Neuromancer has an excellent sense of style and very good prose, but does nothing unfamiliar to a reader with even passing familiarity with the genre. Logan’s Run is just not very good, in ways that make even its failure boring.
Groups of people are, frankly, beyond the imagination you typically see in cyberpunk, so relentless is the individualism of the genre.
Why, is that man playing Galaga? I say, sir.
I will never forget the paper I ran across in high school that confidently claimed that Kite Runner (I think - possibly that same author’s other novel) is a true bildungsroman, not a mere “coming of age story”.
I have refrained, on the grounds that *punk is almost meaningless as a genre descriptor. Steampunk, after all, has very little about it that is truly “punk”. Dieselpunk tends towards a bit more of a working-class aesthetic much of the time, but still isn’t necessarily well-described by the term. Biopunk kind of exists, I suppose. There is Wildbow’s Twig, where the description is apt, and then there is … Bioship? Ah, yes, Bioship, the worst story I have ever had the displeasure of reading, which for some reason made it into an anthology of 70s or 80s sci fi I picked up several years ago, over the much more compelling option of 30 or so blank pages. This footnote exists for me to tell you that Bioship is fundamentally ill-concieved, gracelessly written, and ultimately rather offensive to me as a reader. Also that *punk is not a particularly good term for describing a kind of literature, since it tends to refer not so much to the facts of the story as the attitude the story takes towards its facts.
The Expanse is definitely a space opera. But it works on many levels and does a thoughtful job of thinking through the logical implications and outcomes of current trends. And it only relies on one major technological advance that’s entirely fictional, like warp speed on Star Trek.

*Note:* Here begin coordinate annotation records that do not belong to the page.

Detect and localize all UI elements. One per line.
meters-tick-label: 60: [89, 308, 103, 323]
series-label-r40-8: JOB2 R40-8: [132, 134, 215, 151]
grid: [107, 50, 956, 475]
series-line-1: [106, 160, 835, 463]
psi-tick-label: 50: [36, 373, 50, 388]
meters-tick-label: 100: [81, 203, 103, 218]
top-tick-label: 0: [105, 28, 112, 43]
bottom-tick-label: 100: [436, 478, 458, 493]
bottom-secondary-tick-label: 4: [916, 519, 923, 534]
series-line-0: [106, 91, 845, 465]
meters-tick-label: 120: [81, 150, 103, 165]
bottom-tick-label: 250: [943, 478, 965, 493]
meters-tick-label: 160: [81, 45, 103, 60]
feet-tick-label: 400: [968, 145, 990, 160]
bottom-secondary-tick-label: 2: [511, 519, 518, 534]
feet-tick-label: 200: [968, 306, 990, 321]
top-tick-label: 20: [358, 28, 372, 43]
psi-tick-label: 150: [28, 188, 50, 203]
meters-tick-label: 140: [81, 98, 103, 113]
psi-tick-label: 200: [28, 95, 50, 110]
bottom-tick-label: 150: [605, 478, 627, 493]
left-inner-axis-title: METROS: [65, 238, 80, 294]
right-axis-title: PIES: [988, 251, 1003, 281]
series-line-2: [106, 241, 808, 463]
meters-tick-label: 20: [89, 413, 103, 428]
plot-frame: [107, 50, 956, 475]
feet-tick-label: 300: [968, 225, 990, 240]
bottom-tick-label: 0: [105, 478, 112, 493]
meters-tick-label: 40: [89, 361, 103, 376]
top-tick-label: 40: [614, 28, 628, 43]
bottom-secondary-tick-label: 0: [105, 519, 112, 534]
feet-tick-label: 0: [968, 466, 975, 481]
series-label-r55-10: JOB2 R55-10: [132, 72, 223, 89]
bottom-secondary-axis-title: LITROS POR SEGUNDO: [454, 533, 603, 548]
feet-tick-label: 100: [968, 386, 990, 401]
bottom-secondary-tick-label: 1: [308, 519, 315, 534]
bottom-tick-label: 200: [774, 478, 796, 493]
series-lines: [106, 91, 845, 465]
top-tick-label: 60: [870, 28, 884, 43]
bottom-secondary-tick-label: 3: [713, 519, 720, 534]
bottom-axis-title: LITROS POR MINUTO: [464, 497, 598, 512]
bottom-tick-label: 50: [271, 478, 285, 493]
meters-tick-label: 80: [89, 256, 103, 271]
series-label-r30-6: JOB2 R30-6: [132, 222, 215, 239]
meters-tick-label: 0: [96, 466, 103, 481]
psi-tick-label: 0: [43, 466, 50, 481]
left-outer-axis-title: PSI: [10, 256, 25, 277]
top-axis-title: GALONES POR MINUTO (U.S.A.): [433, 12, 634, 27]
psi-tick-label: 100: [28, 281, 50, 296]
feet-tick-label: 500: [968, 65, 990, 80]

Have you read The Expanse books or watched the Amazon series? If so, what’s your opinion? How would the storyline fit into your thinking above? It’s more pre-apocalypse than post, unless the playing out of global warming is post from a climate perspective. The belt is certainly urban in that people are packed into dystopian asteroid or space station communities. But then you have the unpopulated “expanse” in between it all. Thanks.